С тем незаглохшим, казалось, только вчера прерванным спором в душе тридцатилетний философ Владимир Францевич Эрн, чьи германские корни были столь питательны для русской Идеи, прибыл в Рим весной 1911 года. Плодом этого путешествия станут его книги о двух крупнейших итальянских философах Джоберти и Розмини. «Настоящий, некалендарный», оставленный нами век еще, по сути, не начинался, но людей, воспитанных ритмами века минувшего, он уже оглушал невыносимым шумом, толчеей и вездесущим запахом автомобилей. Блок, посетивший Флоренцию двумя годами ранее, послал ей проклятие за предательство «тени Данта с профилем орлиным» и того «синего сна», который снился Беато: «Умри, Флоренция, Иуда...»[2]. «Каменная берлинская макулатура», комнаты с «термосифоном», вездесущие туристы, даже сам римский выговор — все это с первых же впечатлений как-то враждебно наваливается и на Эрна. Но свое первоначальное отталкивание он облекает не в ямбы, а скорее в «синтетические суждения априори», если воспользоваться термином им нелюбимого Канта. «Письма о христианском Риме», написанные молодым философом, встречают нас этим потоком синтетически-раздраженных суждений.

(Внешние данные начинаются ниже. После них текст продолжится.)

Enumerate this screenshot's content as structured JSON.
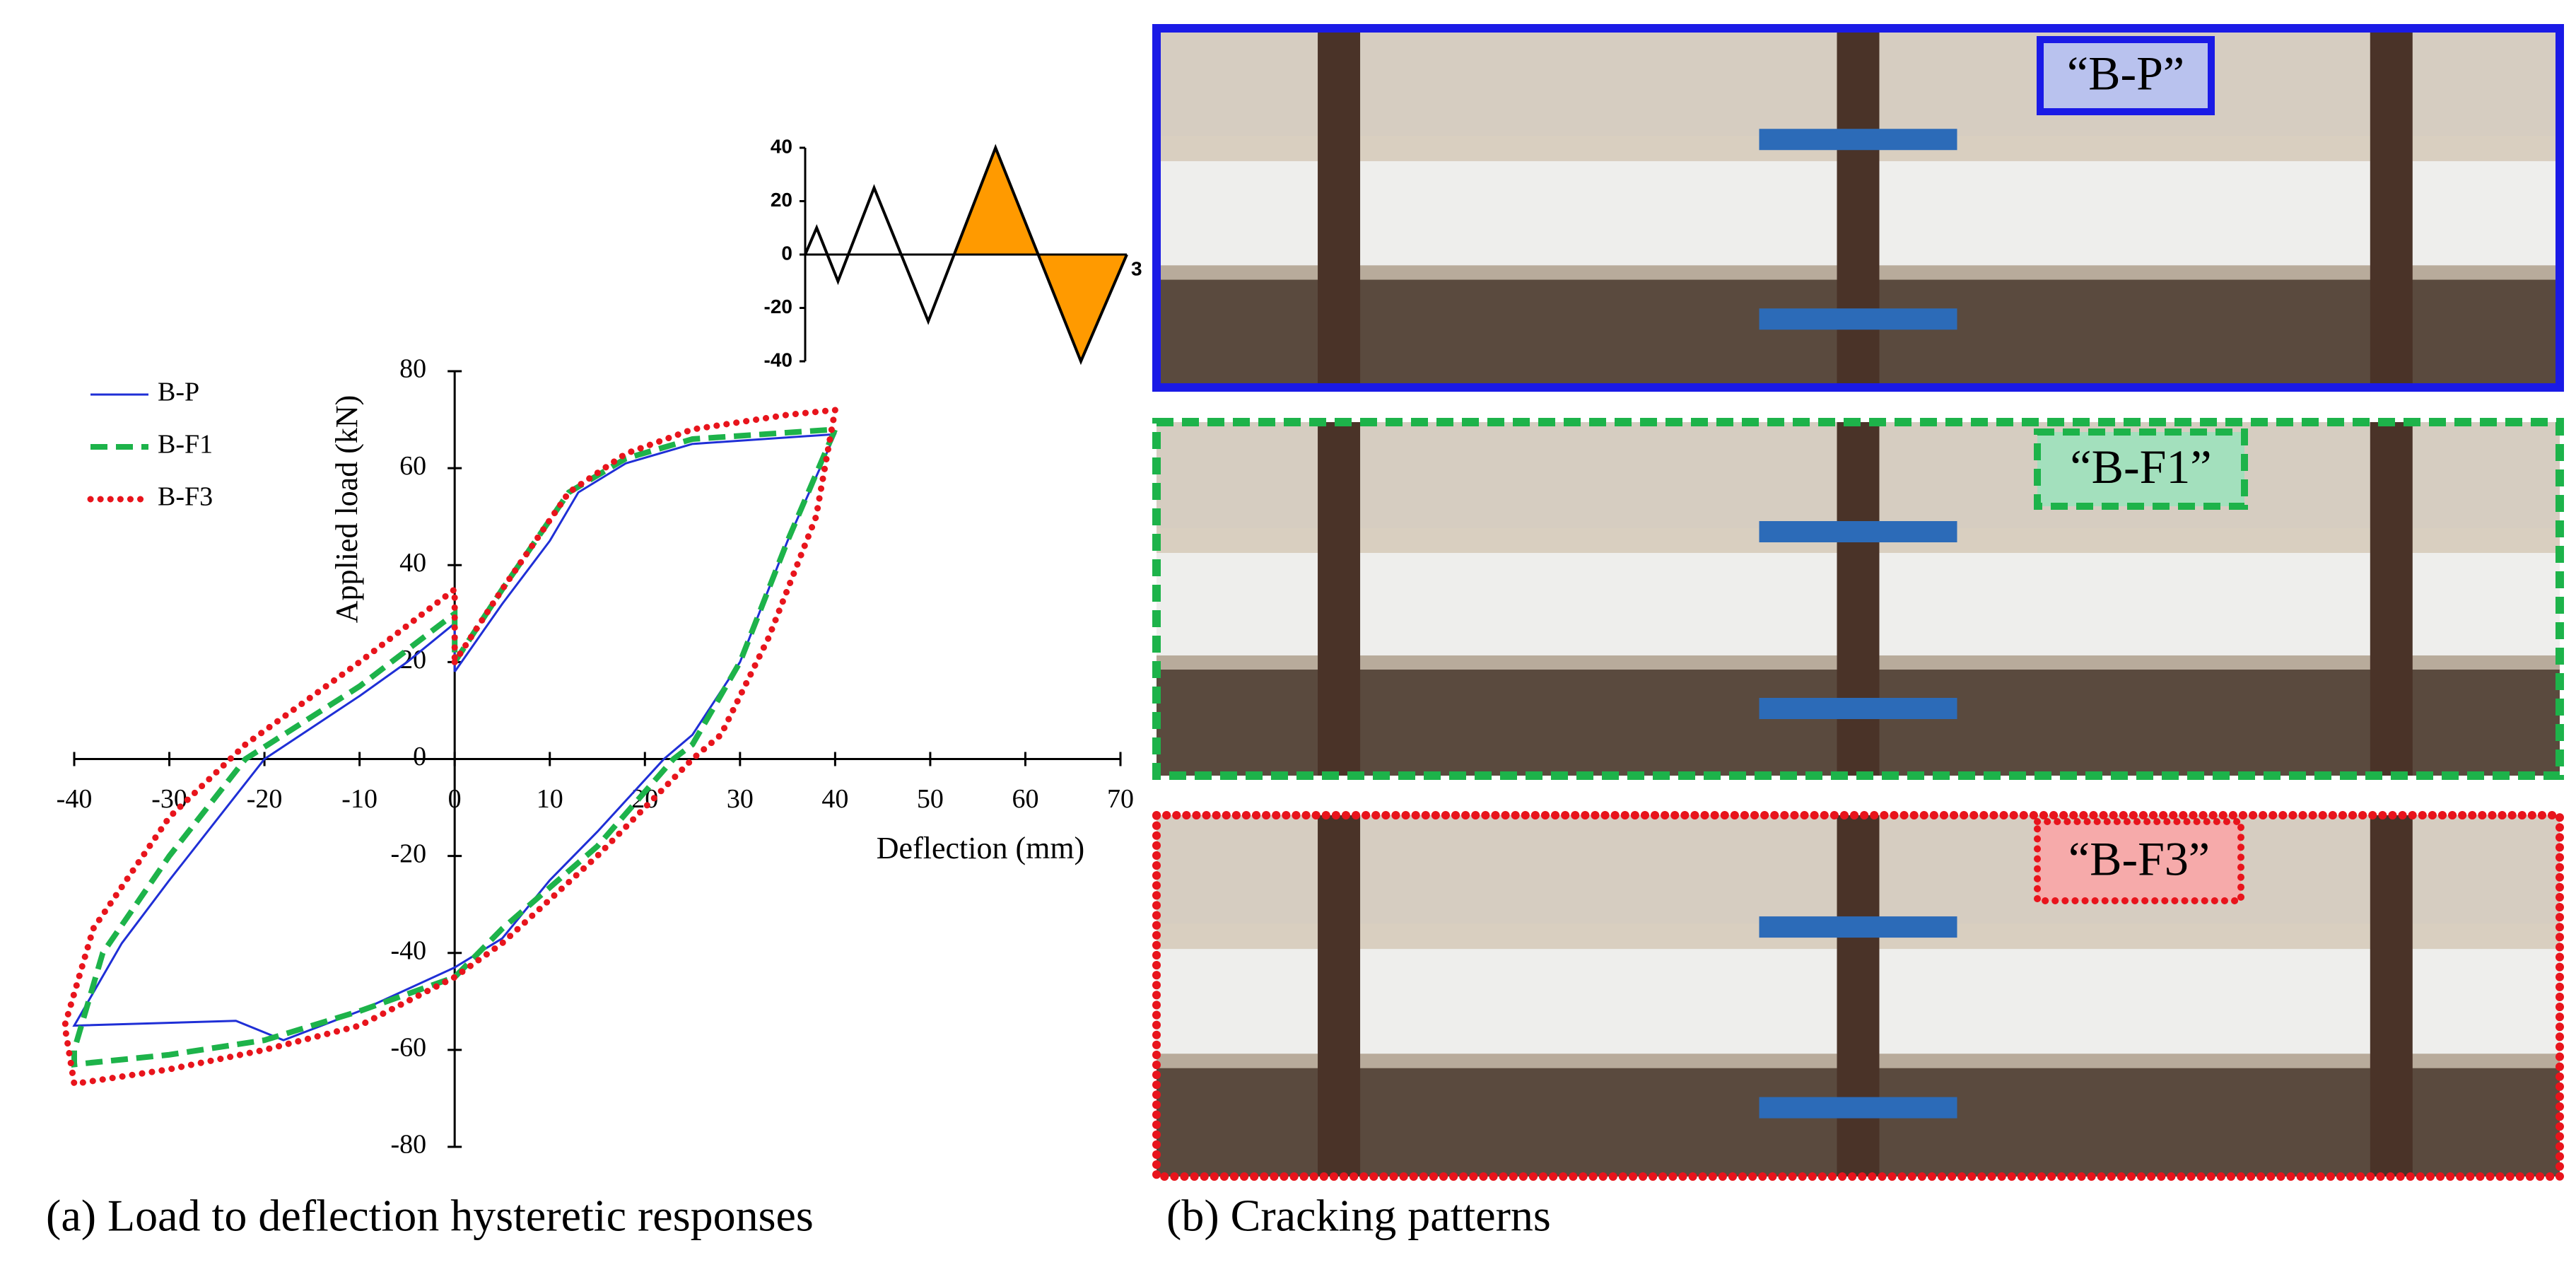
{
  "chart_data": [
    {
      "type": "line",
      "xlabel": "Deflection (mm)",
      "ylabel": "Applied load (kN)",
      "xlim": [
        -40,
        70
      ],
      "ylim": [
        -80,
        80
      ],
      "xticks": [
        -40,
        -30,
        -20,
        -10,
        0,
        10,
        20,
        30,
        40,
        50,
        60,
        70
      ],
      "yticks": [
        -80,
        -60,
        -40,
        -20,
        0,
        20,
        40,
        60,
        80
      ],
      "legend": "top-left",
      "series": [
        {
          "name": "B-P",
          "color": "#1f2fd6",
          "style": "solid",
          "x": [
            0,
            5,
            10,
            13,
            18,
            25,
            40,
            35,
            30,
            25,
            22,
            15,
            10,
            5,
            0,
            -10,
            -18,
            -23,
            -40,
            -35,
            -30,
            -20,
            -10,
            -5,
            0,
            0
          ],
          "values": [
            18,
            32,
            45,
            55,
            61,
            65,
            67,
            45,
            20,
            5,
            0,
            -15,
            -25,
            -37,
            -43,
            -52,
            -58,
            -54,
            -55,
            -38,
            -25,
            0,
            13,
            20,
            28,
            18
          ]
        },
        {
          "name": "B-F1",
          "color": "#1db34a",
          "style": "dashed",
          "x": [
            0,
            5,
            12,
            18,
            25,
            40,
            35,
            30,
            25,
            23,
            15,
            5,
            0,
            -10,
            -20,
            -30,
            -40,
            -40,
            -37,
            -30,
            -22,
            -10,
            0,
            0
          ],
          "values": [
            20,
            35,
            55,
            62,
            66,
            68,
            45,
            20,
            3,
            0,
            -18,
            -35,
            -45,
            -52,
            -58,
            -61,
            -63,
            -60,
            -40,
            -20,
            0,
            15,
            30,
            20
          ]
        },
        {
          "name": "B-F3",
          "color": "#e8141c",
          "style": "dotted",
          "x": [
            0,
            5,
            12,
            18,
            25,
            35,
            40,
            38,
            33,
            28,
            25,
            15,
            5,
            0,
            -10,
            -20,
            -30,
            -40,
            -41,
            -38,
            -30,
            -22,
            -10,
            0,
            0
          ],
          "values": [
            20,
            35,
            55,
            63,
            68,
            71,
            72,
            50,
            25,
            5,
            0,
            -20,
            -38,
            -45,
            -55,
            -60,
            -64,
            -67,
            -55,
            -35,
            -12,
            3,
            20,
            35,
            20
          ]
        }
      ]
    },
    {
      "type": "protocol",
      "xlim": [
        0,
        9.8
      ],
      "ylim": [
        -40,
        40
      ],
      "yticks": [
        40,
        20,
        0,
        -20,
        -40
      ],
      "x": [
        0,
        0.35,
        1,
        2.1,
        3.75,
        5.8,
        7.1,
        8.4,
        9.8
      ],
      "values": [
        0,
        10,
        -10,
        25,
        -25,
        40,
        0,
        -40,
        0
      ],
      "color": "#000000",
      "fill_color": "#ff9a00",
      "annotation": "3"
    }
  ],
  "captions": [
    "(a) Load to deflection hysteretic responses",
    "(b) Cracking patterns"
  ],
  "panels": [
    {
      "label": "“B-P”",
      "border_color": "#1a1ae6",
      "label_fill": "#b9c2ee",
      "style": "solid"
    },
    {
      "label": "“B-F1”",
      "border_color": "#1db34a",
      "label_fill": "#a3e0bd",
      "style": "dashed"
    },
    {
      "label": "“B-F3”",
      "border_color": "#e8141c",
      "label_fill": "#f6aaaa",
      "style": "dotted"
    }
  ]
}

Через четыре года, во время войны, Эрн напишет статью «От Канта к Круппу», в которой призовет русскую патриотическую философию противостать не только крупповской стали, но и империализму немецкого мышления. Но все же, думается, именно его – эрновская — мысль, организованная и воинственная, скорее по-кантовски подчиняла себе реальность, чем по-славянски отдавала себя ей. С первых же шагов по римской земле он видит ее глазами исторических и культурных воспоминаний: Рим архаический, Рим республиканский, императорский, средневековый, ренессансный, барочный и, наконец, современный, тот Рим 1911 года, к которому прошедшее столетие должно добавить еще минимум два или три: Рим муссолиниевский, Рим, отстроенный после войны, и, наконец, нынешний Рим эпохи глобализации и «смешения языков». Сегодня Эрн, вероятно, так же отвернулся бы от них, как он отворачивается от Рима, начавшегося после Ренессанса. И только разобравшись со всеми этими слоями, он, как бы помимо воли, изначально настроенной на борьбу с архитектурным наваждением, на различение в Риме его «правды» и «лжи», на освобождение греческого оригинала из римских копий, отдается сложному и неразгаданному единству Вечного Города…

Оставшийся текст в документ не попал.